Senin, 29 Maret 2010

Industri Kayu


Industri kayu olahan untuk pasar ekspor mulai dikembangkan oleh perusahaan di Indonesia pada tahun 1986 sesuai dengan kebijaksanaan Pemerintah yang melarang ekspor kayu bulat dan hanya mengizinkan ekspor kayu gergaji maupun kayu olahan lainnya, seperti "furniture, laminating board, wood panel" dan lain sebagianya. Pengembangan industri mebel dapat dilihat dari nilai ekspor barang jadi kayu yang pada tahun 1986 berjumlah US $ 99 juta dan pada setiap tahun berikut baik menjadi US $ 527 juta pada tahun 1997.

Konsumen kayu gergajian dalam negeri yang terbesar adalah sektor perumahan dan sektor kostruksi. Kemudian sejak 1986 industri hilir baru mulai didirikan, misalnya industri perabot rumah dari kayu "moulding dan laminating" dsb. Konsumsi kayu olahan dalam negeri lebih besar dibandingkan dengan produk kayu yang diekspor, meskipun ekspor produk kayu olahan sangat potensial untuk dikembangkan.

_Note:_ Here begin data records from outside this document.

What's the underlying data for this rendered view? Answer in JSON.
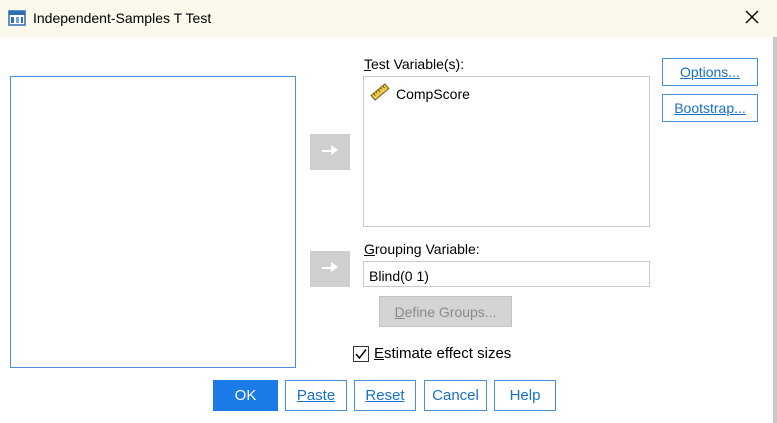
{
  "window": {
    "title": "Independent-Samples T Test",
    "icon": "spss-dialog-icon",
    "close_icon": "close-icon"
  },
  "source_list": {
    "items": []
  },
  "test_variables": {
    "label_key": "T",
    "label_rest": "est Variable(s):",
    "items": [
      {
        "name": "CompScore",
        "icon": "ruler-scale-icon"
      }
    ]
  },
  "grouping": {
    "label_key": "G",
    "label_rest": "rouping Variable:",
    "value": "Blind(0 1)"
  },
  "define_groups": {
    "label_key": "D",
    "label_rest": "efine Groups..."
  },
  "side_buttons": {
    "options_key": "O",
    "options_rest": "ptions...",
    "bootstrap_key": "B",
    "bootstrap_rest": "ootstrap..."
  },
  "effect_sizes": {
    "checked": true,
    "label_key": "E",
    "label_rest": "stimate effect sizes"
  },
  "buttons": {
    "ok": "OK",
    "paste_key": "P",
    "paste_rest": "aste",
    "reset_key": "R",
    "reset_rest": "eset",
    "cancel": "Cancel",
    "help": "Help"
  },
  "colors": {
    "accent": "#1a7ae8",
    "link": "#1a6fc9",
    "titlebar": "#fbf8ec",
    "arrow_button": "#cfcfcf"
  }
}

Permintaan di luar negeri atas perabot rumah tangga maupun barang komponen dari kayu, cukup mantap dan meningkat dari tahun ke tahun. Pada periode krisis ekonomi yang melanda Indonesia masa kini, peningkatan ekspor barang-barang dengan nilai tambah tinggi adalah salah satu langkah untuk mengatasi krisis. Industri kayu olahan yang padat tenaga kerja dapat menciptakan peluang kerja dan dapat pula menahan daya beli (konsumsi) di daerah di mana perusahaan ekspor tersebut berada.

Subsektor industri kayu olahan yang memproduksi perabot maupun komponen kayu untuk pasar ekspor mempunyai prospek bisnis yang sangat baik, karena bahan baku, tenaga kerja maupun sebagian besar dari faktor produksi lain berasal dari dalam negeri.

Hampir seluruh hasil produksi barang ekspor dari industri kayu tersebut dikirim ke para pembeli di luar negeri dari pelabuan-pelabuhan di kota besar pulau Jawa, yaitu dari Jakarta, Cirebon, Semarang dan Surabaya. Sasaran utama pasar domestik produk kayu olahan tersebut adalah rumah tangga serta perusahaan dan lembaga di pulau Jawa.

Sebagian besar dari perusahaan yang bergerak di subsektor kayu olahan adalah perusahaan skala kecil dan menengah. Sekitar 80 % dari perusahaan tersebut berada di pulau Jawa bagian utara, karena tenaga kerja tersedia dengan jumlah besar dan biaya upah memadai. Oleh karena kapasitas produksi terbatas dan peluang pasar lebih besar dari kapasitas produksinya, produsen barang jadi kayu olahan skala UM/UB yang mengekspor produksinya, sudah lama bekerjasama dengan kelompok-kelompok pengarajin kayu.

Sejak pemerintah meluncurkan Program Kemitraan antara usaha menengah atau besar dengan usaha kecil, peluang untuk menciptakan proyek kemitraan terpadu antara kedua pihak menjadi fokus instansi pemerintah maupun dunia usaha industri kayu olahan.

Yang masih menjadi kendala, industri kayu di Indonesia masih mengandalkan mesin impor dari berbagai negara, terutama Jepang, Taiwan, China, Malaysia, Jerman, dan Italia, karena industri mesin pengolahan kayu di Indonesia masih lemah.

Meski demikian, Indonesia memiliki prospek pengembangan industri kayu terutama mebel yang sangat besar, setelah Cina dan Vietnam. Diperkirakan setelah "booming" permintaan mebel dari Cina dan sekarang beralih ke Vietnam, maka selanjutnya Indonesia yang menjadi negara produsen mebel yang besar.

Untuk itu, Indonesia harus mengelola hutannya dengan baik dengan prinsip kelestarian lingkungan dan kesinambungan, mengingat negara tujuan ekspor seperti Uni Eropa dan Amerika Serikat, konsumennya sangat memperhatikan pengelolaan hutan lestari.